I wanted to quote this little peice of Slashdot:
I think it clearifies my position about Public Domain and
copyright in the law.
Vaidhyanathan writes: Copyright was created as a policy that balanced the interests of authors, publishers, and readers.
It was not intended to be a restrictive property right.
This is slightly misleading, since it doesn't make clear the difference between means and ends. The means of copyright are
limited monopoly privileges, and these privileges are sometimes reasonably thought of as balancing various interests. The
end, or goal, of copyright, is to enlarge the public domain. There is no need for "balance"; the public interest in having an
expanding public domain is paramount. The means of copyright might balance interests, but they must always be
consistent with the ultimate goal of enlarging the public domain.

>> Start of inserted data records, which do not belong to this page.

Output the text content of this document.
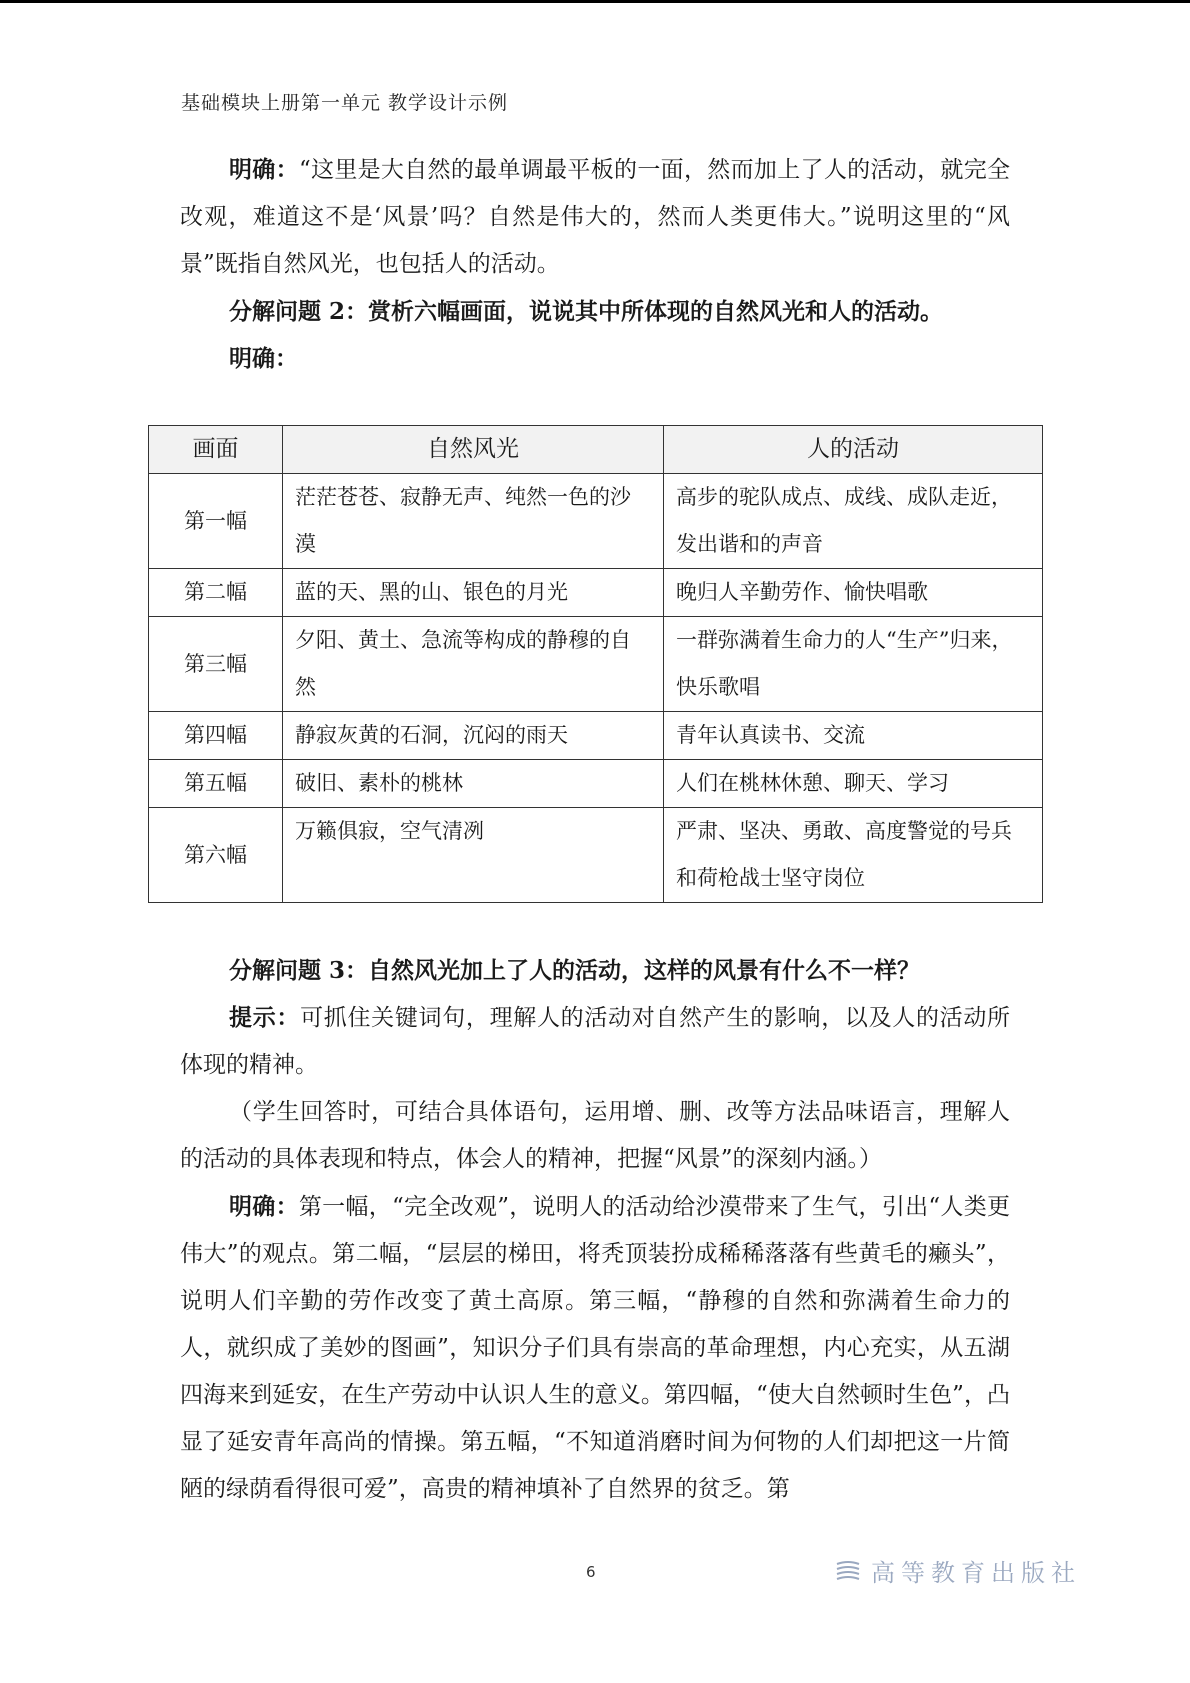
基础模块上册第一单元 教学设计示例

明确：“这里是大自然的最单调最平板的一面，然而加上了人的活动，就完全改观，难道这不是‘风景’吗？自然是伟大的，然而人类更伟大。”说明这里的“风景”既指自然风光，也包括人的活动。

分解问题 2：赏析六幅画面，说说其中所体现的自然风光和人的活动。

明确：

画面	自然风光	人的活动
第一幅	茫茫苍苍、寂静无声、纯然一色的沙漠	高步的驼队成点、成线、成队走近，发出谐和的声音
第二幅	蓝的天、黑的山、银色的月光	晚归人辛勤劳作、愉快唱歌
第三幅	夕阳、黄土、急流等构成的静穆的自然	一群弥满着生命力的人“生产”归来，快乐歌唱
第四幅	静寂灰黄的石洞，沉闷的雨天	青年认真读书、交流
第五幅	破旧、素朴的桃林	人们在桃林休憩、聊天、学习
第六幅	万籁俱寂，空气清冽	严肃、坚决、勇敢、高度警觉的号兵和荷枪战士坚守岗位

分解问题 3：自然风光加上了人的活动，这样的风景有什么不一样？

提示：可抓住关键词句，理解人的活动对自然产生的影响，以及人的活动所体现的精神。

（学生回答时，可结合具体语句，运用增、删、改等方法品味语言，理解人的活动的具体表现和特点，体会人的精神，把握“风景”的深刻内涵。）

明确：第一幅，“完全改观”，说明人的活动给沙漠带来了生气，引出“人类更伟大”的观点。第二幅，“层层的梯田，将秃顶装扮成稀稀落落有些黄毛的癞头”，说明人们辛勤的劳作改变了黄土高原。第三幅，“静穆的自然和弥满着生命力的人，就织成了美妙的图画”，知识分子们具有崇高的革命理想，内心充实，从五湖四海来到延安，在生产劳动中认识人生的意义。第四幅，“使大自然顿时生色”，凸显了延安青年高尚的情操。第五幅，“不知道消磨时间为何物的人们却把这一片简陋的绿荫看得很可爱”，高贵的精神填补了自然界的贫乏。第

6	高等教育出版社
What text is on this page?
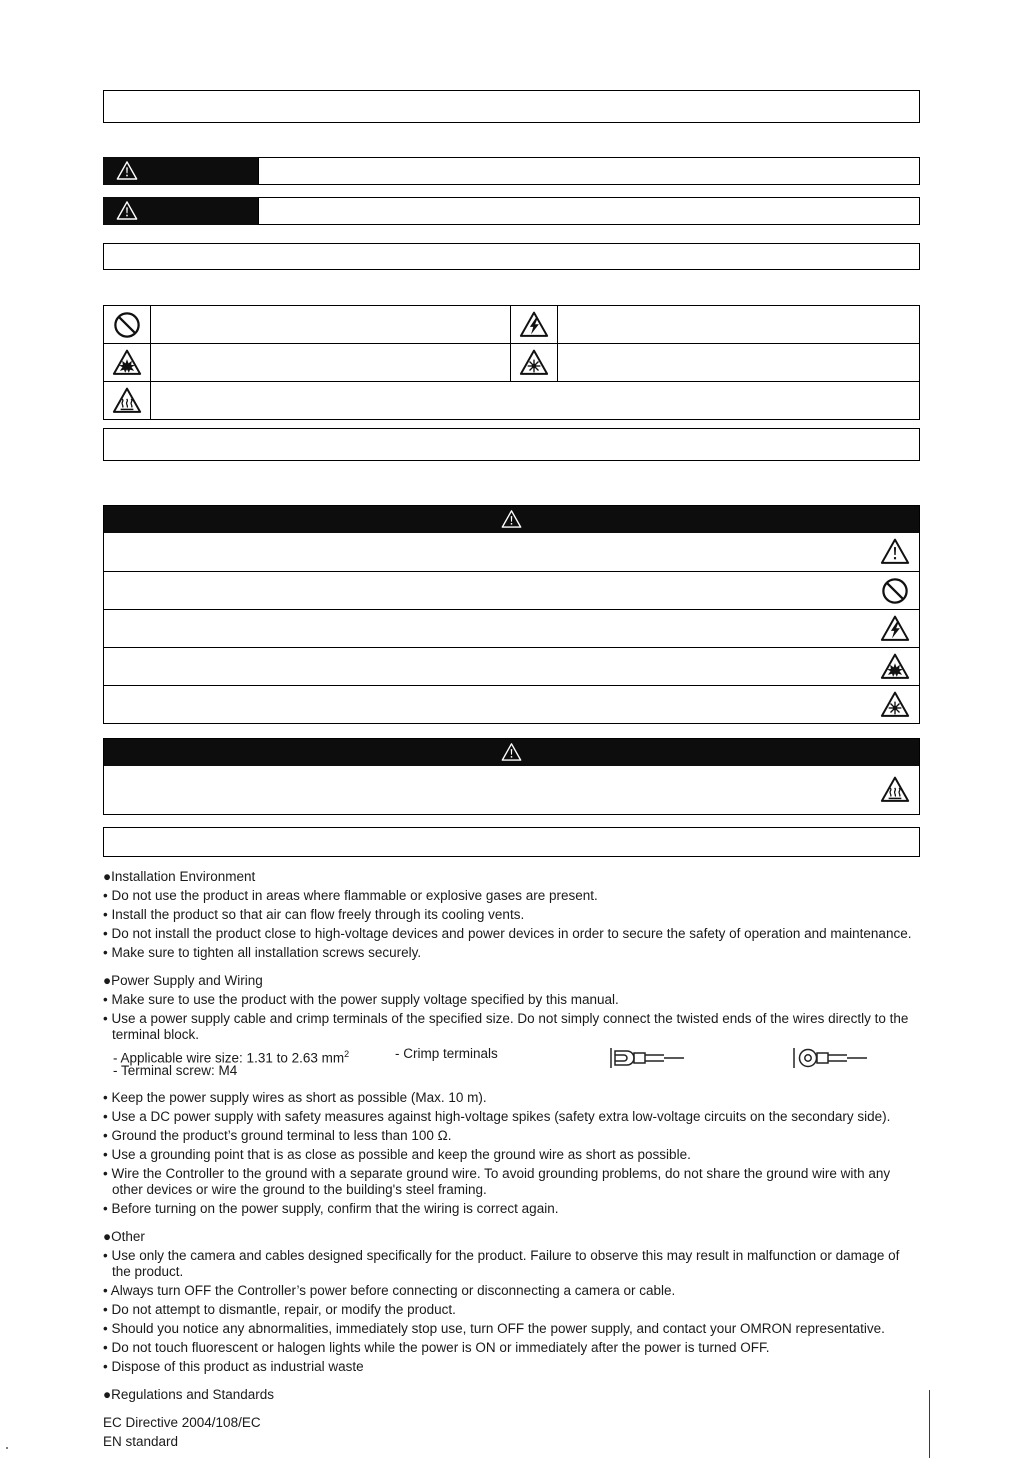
●Installation Environment
• Do not use the product in areas where flammable or explosive gases are present.
• Install the product so that air can flow freely through its cooling vents.
• Do not install the product close to high-voltage devices and power devices in order to secure the safety of operation and maintenance.
• Make sure to tighten all installation screws securely.
●Power Supply and Wiring
• Make sure to use the product with the power supply voltage specified by this manual.
• Use a power supply cable and crimp terminals of the specified size. Do not simply connect the twisted ends of the wires directly to the terminal block.
- Applicable wire size: 1.31 to 2.63 $mm^2$	- Crimp terminals
- Terminal screw: M4
• Keep the power supply wires as short as possible (Max. 10 m).
• Use a DC power supply with safety measures against high-voltage spikes (safety extra low-voltage circuits on the secondary side).
• Ground the product’s ground terminal to less than 100 Ω.
• Use a grounding point that is as close as possible and keep the ground wire as short as possible.
• Wire the Controller to the ground with a separate ground wire. To avoid grounding problems, do not share the ground wire with any other devices or wire the ground to the building's steel framing.
• Before turning on the power supply, confirm that the wiring is correct again.
●Other
• Use only the camera and cables designed specifically for the product. Failure to observe this may result in malfunction or damage of the product.
• Always turn OFF the Controller’s power before connecting or disconnecting a camera or cable.
• Do not attempt to dismantle, repair, or modify the product.
• Should you notice any abnormalities, immediately stop use, turn OFF the power supply, and contact your OMRON representative.
• Do not touch fluorescent or halogen lights while the power is ON or immediately after the power is turned OFF.
• Dispose of this product as industrial waste
●Regulations and Standards
EC Directive 2004/108/EC
EN standard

Vaidhyanathan writes: James Madison, who introduced the copyright and patent clause to the Constitution, argued in The
Federalist papers that copyright was one of those few acts of government in which the ?public good fully coincides with
the claims of individuals.?
Madison's remarks in The Federalist Number 43 are actually misleading, and don't accurately refelect his thinking on
matters of copyright and patent. His essay (never published in his lifetime) entitled "Monopolies. Perpetuities.
Corporations. Ecclesiastical Endowments" is a better source for his ideas on these matters.